In un libro di Finn Brunton e Helen Nissenbaum, Offuscamento. Manuale di difesa della privacy e della protesta, si descrivono le tecniche che potrebbero essere usate per ingannare, offuscare e rendere inoffensivi gli algoritmi di cui è disseminata la nostra vita online. Il libro propone alcuni semplici comportamenti che potrebbero permettere di difendere i propri spazi di libertà dall'invadenza della tecnologia. Secondo lei è possibile difendersi e come si potrebbe farlo?
Nelle mie precedenti risposte, ho fatto riferimento al rafforzamento della formazione umanistico-artistica, accanto alla formazione scientifico-tecnologica, come condizione di fondo, come una cultura antidoto alla pervasività ed alla dipendenza tecnologiche, ma mi sono riferito anche alla conoscenza ed alla consapevolezza delle possibilità e dei limiti dell’uso delle tecnologie, che possono aumentare, di generazione in generazione, attraverso l’educazione e l’istruzione.
“Sapere è potere”, come ci ricorda Bacone. Inoltre penso che più che di difendersi, in particolare con offuscamenti di sé sempre più improbabili alla lunga, si tratti di responsabilizzarsi, non rinunciando, non delegando, la propria parte di controllo, seppure molto piccola, in una sorta di conformismo sociale rassicurante, di “servitù volontaria”, carica di rischi per lo scenario futuro di un mondo ipertecnologizzato.
Vuole aggiungere altro per i lettori di SoloTablet, ad esempio qualche suggerimento di lettura? Vuole suggerire dei temi che potrebbero essere approfonditi in attività future?
Mi permetto di suggerire la lettura di “Dove inizia il futuro".
Conversazioni su cosa ci aspetta con chi sta lavorando al nostro domani”, di Philip Larrey, una serie di interviste ai protagonisti del cyberspazio.
Le ricerche sull'intelligenza artificiale lavorano alla messa a punto di software in grado di sfuggire al controllo umano e la realizzazione di una «superintelligenza» completamente autonoma non è lontana, tanto che sono in molti a essersi pronunciati sugli eventuali rischi legati all'utilizzo di dispositivi dotati di una qualche forma di consapevolezza, una delle qualità più sofisticate ed esclusive della mente umana.
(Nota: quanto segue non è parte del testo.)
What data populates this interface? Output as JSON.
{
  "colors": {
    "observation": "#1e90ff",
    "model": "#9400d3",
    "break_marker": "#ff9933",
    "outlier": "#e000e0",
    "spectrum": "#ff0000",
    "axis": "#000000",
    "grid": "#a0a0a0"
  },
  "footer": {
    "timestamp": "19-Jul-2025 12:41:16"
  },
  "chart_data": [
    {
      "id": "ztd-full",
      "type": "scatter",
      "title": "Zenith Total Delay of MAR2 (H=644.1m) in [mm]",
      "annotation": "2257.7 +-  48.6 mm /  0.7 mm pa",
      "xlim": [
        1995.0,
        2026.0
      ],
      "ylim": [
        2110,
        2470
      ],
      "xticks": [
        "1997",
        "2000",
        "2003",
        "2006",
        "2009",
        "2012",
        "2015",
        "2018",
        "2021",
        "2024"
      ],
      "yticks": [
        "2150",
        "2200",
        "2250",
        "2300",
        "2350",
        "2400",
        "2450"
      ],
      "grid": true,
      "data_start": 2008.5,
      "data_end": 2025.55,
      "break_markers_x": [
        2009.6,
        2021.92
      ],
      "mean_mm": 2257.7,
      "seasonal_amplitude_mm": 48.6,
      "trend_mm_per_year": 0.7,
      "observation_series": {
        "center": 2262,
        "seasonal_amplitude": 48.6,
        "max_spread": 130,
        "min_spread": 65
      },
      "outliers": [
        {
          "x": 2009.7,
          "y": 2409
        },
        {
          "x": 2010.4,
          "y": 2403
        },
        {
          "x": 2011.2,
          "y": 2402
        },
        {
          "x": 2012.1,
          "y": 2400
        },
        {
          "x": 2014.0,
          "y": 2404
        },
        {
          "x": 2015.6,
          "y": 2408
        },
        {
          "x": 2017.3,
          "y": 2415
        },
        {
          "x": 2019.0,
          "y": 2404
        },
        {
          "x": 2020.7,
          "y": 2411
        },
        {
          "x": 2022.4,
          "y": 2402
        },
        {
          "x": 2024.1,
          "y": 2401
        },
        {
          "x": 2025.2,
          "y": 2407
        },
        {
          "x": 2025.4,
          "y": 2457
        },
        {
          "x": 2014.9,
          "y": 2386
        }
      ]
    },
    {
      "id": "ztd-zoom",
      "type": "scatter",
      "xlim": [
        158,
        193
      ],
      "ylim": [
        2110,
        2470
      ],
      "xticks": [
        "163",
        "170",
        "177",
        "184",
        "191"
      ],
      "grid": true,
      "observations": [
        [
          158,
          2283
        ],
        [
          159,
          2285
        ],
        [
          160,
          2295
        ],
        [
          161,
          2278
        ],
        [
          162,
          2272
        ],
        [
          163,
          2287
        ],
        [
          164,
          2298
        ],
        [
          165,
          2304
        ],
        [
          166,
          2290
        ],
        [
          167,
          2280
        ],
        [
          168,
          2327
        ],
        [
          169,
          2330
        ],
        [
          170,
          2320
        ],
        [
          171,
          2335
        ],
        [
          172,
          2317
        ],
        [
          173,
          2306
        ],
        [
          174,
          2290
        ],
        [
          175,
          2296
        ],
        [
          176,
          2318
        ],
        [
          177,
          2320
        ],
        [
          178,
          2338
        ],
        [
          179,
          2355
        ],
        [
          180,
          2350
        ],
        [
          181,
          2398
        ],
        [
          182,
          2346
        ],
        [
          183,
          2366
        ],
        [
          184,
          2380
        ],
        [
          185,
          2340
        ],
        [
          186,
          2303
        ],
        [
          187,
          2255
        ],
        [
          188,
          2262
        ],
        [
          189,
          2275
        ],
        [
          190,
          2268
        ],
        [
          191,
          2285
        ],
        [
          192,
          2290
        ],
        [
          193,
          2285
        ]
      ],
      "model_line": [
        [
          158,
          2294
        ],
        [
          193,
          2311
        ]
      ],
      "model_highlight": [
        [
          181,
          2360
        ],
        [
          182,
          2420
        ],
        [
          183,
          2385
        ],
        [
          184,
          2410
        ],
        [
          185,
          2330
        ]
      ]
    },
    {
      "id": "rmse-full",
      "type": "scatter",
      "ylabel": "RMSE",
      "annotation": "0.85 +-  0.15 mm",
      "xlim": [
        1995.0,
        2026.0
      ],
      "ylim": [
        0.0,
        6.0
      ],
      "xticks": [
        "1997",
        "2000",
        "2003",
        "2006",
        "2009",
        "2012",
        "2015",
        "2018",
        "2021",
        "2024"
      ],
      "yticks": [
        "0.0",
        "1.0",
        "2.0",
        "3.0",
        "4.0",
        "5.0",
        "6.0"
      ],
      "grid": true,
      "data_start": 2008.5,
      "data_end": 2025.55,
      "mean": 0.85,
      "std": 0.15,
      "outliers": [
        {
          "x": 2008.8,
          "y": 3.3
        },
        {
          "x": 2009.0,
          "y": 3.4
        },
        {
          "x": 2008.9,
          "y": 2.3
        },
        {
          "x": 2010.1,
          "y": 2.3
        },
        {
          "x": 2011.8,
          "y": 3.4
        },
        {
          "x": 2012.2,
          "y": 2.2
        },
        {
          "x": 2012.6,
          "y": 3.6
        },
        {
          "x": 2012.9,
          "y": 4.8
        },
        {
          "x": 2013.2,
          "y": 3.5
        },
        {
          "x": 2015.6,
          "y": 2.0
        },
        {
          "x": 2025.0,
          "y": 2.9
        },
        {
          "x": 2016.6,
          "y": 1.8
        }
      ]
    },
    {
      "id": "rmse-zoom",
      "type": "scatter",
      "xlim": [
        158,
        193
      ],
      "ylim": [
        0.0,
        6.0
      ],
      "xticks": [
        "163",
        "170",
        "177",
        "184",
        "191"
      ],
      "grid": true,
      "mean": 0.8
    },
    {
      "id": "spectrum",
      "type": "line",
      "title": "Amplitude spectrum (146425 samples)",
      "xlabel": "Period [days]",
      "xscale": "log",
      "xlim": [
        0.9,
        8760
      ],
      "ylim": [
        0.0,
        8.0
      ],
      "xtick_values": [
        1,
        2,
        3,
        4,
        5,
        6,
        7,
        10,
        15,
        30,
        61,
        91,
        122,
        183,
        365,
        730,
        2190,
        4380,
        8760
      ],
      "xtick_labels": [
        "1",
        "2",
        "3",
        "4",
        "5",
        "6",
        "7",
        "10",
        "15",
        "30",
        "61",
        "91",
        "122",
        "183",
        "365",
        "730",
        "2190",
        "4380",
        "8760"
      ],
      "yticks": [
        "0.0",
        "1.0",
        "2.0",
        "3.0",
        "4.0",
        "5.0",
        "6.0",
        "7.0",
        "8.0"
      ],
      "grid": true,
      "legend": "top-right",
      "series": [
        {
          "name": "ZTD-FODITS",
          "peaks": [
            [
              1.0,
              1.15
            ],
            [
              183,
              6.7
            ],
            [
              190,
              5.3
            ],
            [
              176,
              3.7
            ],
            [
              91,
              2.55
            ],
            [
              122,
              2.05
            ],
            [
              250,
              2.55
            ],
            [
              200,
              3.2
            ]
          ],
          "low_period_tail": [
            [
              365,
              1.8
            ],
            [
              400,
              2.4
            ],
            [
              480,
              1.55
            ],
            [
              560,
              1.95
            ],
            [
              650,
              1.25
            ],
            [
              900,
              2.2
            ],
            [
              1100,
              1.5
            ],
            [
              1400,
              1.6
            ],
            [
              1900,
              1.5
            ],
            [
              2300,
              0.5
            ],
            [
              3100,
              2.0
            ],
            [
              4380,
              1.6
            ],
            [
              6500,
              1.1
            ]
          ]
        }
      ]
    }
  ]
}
Questo tema merita, a mio avviso, un continuo approfondimento da parte nostra.
Cosa suggerisce per condividere e far conoscere l'iniziativa nella quale anche lei è stato/a coinvolto/a? Cosa pensa del nostro progetto SoloTablet? Ci piacerebbe avere dei suggerimenti per migliorarlo!
Per condividere e far conoscere la vostra iniziativa suggerirei il coinvolgimento delle scuole, senza preclusioni verso alcun livello di istruzione, in considerazione delle diverse fasce di età.
Penso che il vostro progetto “Solo Tablet” sia un progetto importante, direi necessario, proprio per tutte le ragioni già espresse.